O conhecimento adquirido nas Minas não se adequava às doenças de Portugal e seus "segredos" não atrairiam mais clientes. Assim dedicou-se a escrever "observações e não autoridades" sobre o que aprendera a respeito das doenças e dos remédios da colônia, e revelar seus "segredos”.

No Prólogo ao leitor trata de rebater possíveis críticos. Adverte aos que entenderem que lhe falta "galanteria no dizer", que escreve "para todos se aproveitarem nas suas necessidades" e que os "ignorantes da medicina e da cirurgia" precisam ser "ensinados com o modo ordinário com que se explica o povo". Lembra Santo Agostinho, "que antes queria ser censurado dos gramáticos que mal entendido dos rústicos".

Às censuras por "escrever da Medicina, sendo professor da Cirurgia, respondo que nas necessidades da saúde os Cirurgiões suprem (a) falta dos senhores Médicos, em tantas, e tão remotas partes, onde padecem os povos grandes necessidades. Para remediar estas, e dar luz aos principiantes nesta região, sai a público este Erário Mineral".  

Guido Palmeira, dezembro de 2018.


Bibliografia de interesse

Erário Mineral / Luís Gomes Ferreira; org. Júnia Ferreira Furtado - Belo Horizonte: Fundação João Pinheiro, Centro de Estudos Históricos e Culturais; Rio de Janeiro: Fundação Oswaldo Cruz, 2002.

Furtado, Júnia Ferreira - Barbeiros, cirurgiões e médicos na Minas colonial. Revista do Arquivo Público Mineiro, Belo Horizonte, Vol. 41, jul./dez 2005.

Miranda, Carlos Alberto da Cunha - A Arte de Curar Nos Tempos da Colônia. Ed. UFPE, Recife, 2011.

Nogueira, André Luis Lima - Entre Cirurgiões Tambores e Ervas. Ed. Garamond, R.J.,2016.


NOTAS

1 Desde o século XVI a região que hoje corresponde aos Estados do Rio de Janeiro, São Paulo e Minas Gerais, compunha a Repartição Sul, uma das grandes circunscrições territoriais e administrativas da colônia. Em 1709 foi criada a capitania de São Paulo e Minas do Ouro, desmembrada em 1720.

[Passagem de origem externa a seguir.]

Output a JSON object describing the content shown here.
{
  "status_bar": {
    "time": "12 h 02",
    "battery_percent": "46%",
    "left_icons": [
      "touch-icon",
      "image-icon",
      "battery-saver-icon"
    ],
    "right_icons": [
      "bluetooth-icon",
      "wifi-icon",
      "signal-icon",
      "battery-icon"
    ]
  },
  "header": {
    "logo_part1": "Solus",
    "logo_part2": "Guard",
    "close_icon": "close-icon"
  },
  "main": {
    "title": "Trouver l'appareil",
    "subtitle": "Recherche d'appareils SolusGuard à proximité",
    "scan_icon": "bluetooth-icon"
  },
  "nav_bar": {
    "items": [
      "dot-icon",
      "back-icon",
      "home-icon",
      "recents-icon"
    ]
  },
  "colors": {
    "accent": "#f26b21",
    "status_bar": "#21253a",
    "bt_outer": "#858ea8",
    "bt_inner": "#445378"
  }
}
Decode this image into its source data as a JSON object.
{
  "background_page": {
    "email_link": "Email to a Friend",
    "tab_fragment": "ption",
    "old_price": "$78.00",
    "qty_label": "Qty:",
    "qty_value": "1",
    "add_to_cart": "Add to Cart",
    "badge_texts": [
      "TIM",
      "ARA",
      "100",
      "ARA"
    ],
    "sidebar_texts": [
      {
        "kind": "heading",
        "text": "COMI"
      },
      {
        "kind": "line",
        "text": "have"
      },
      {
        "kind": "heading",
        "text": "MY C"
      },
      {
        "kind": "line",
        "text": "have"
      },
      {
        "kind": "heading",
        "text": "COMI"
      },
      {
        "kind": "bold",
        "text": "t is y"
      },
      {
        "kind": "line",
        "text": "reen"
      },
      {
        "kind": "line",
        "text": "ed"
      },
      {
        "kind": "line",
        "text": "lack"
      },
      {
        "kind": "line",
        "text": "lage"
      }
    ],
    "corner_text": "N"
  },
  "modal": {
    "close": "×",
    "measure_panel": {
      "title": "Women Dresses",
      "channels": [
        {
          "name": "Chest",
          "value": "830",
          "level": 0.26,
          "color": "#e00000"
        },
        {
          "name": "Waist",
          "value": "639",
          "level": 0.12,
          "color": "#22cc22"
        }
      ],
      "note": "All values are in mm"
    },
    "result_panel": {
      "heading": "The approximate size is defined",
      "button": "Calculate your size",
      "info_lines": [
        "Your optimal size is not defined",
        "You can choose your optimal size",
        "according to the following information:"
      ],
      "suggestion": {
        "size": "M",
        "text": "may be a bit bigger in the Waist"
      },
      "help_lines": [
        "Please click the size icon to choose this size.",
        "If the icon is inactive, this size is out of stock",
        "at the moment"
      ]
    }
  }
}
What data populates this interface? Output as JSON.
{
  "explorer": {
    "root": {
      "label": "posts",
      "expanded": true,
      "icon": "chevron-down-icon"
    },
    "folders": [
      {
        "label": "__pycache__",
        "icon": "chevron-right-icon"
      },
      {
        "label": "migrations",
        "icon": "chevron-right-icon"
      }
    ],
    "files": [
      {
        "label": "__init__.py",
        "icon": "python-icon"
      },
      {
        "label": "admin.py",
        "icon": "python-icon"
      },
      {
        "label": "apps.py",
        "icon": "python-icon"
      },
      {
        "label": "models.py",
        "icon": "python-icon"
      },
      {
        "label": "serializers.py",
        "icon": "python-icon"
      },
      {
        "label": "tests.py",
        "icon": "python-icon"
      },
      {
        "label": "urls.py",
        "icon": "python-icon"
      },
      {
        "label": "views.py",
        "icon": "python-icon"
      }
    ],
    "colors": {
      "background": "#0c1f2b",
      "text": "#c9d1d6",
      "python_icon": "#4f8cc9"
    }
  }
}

2 Somente entre 1725 e 1730, surgiriam as primeiras construções mais sólidas de pedra e cal.

3 Passagem - Prática fiscal adotada pelo governo colonial para a cobrança de impostos pelo tráfico de ouro e outras mercadorias em determinados passadouros (pontes e encruzilhadas).

4 Medicamento para aumentar o calor do corpo e a ação do estomago e do coração.

5 Sangrias e purgas eras os principais recursos terapêuticos da medicina galênica.

6 "os que vão do ombro para o pescoço e para a parte dianteira, a modo de travessas".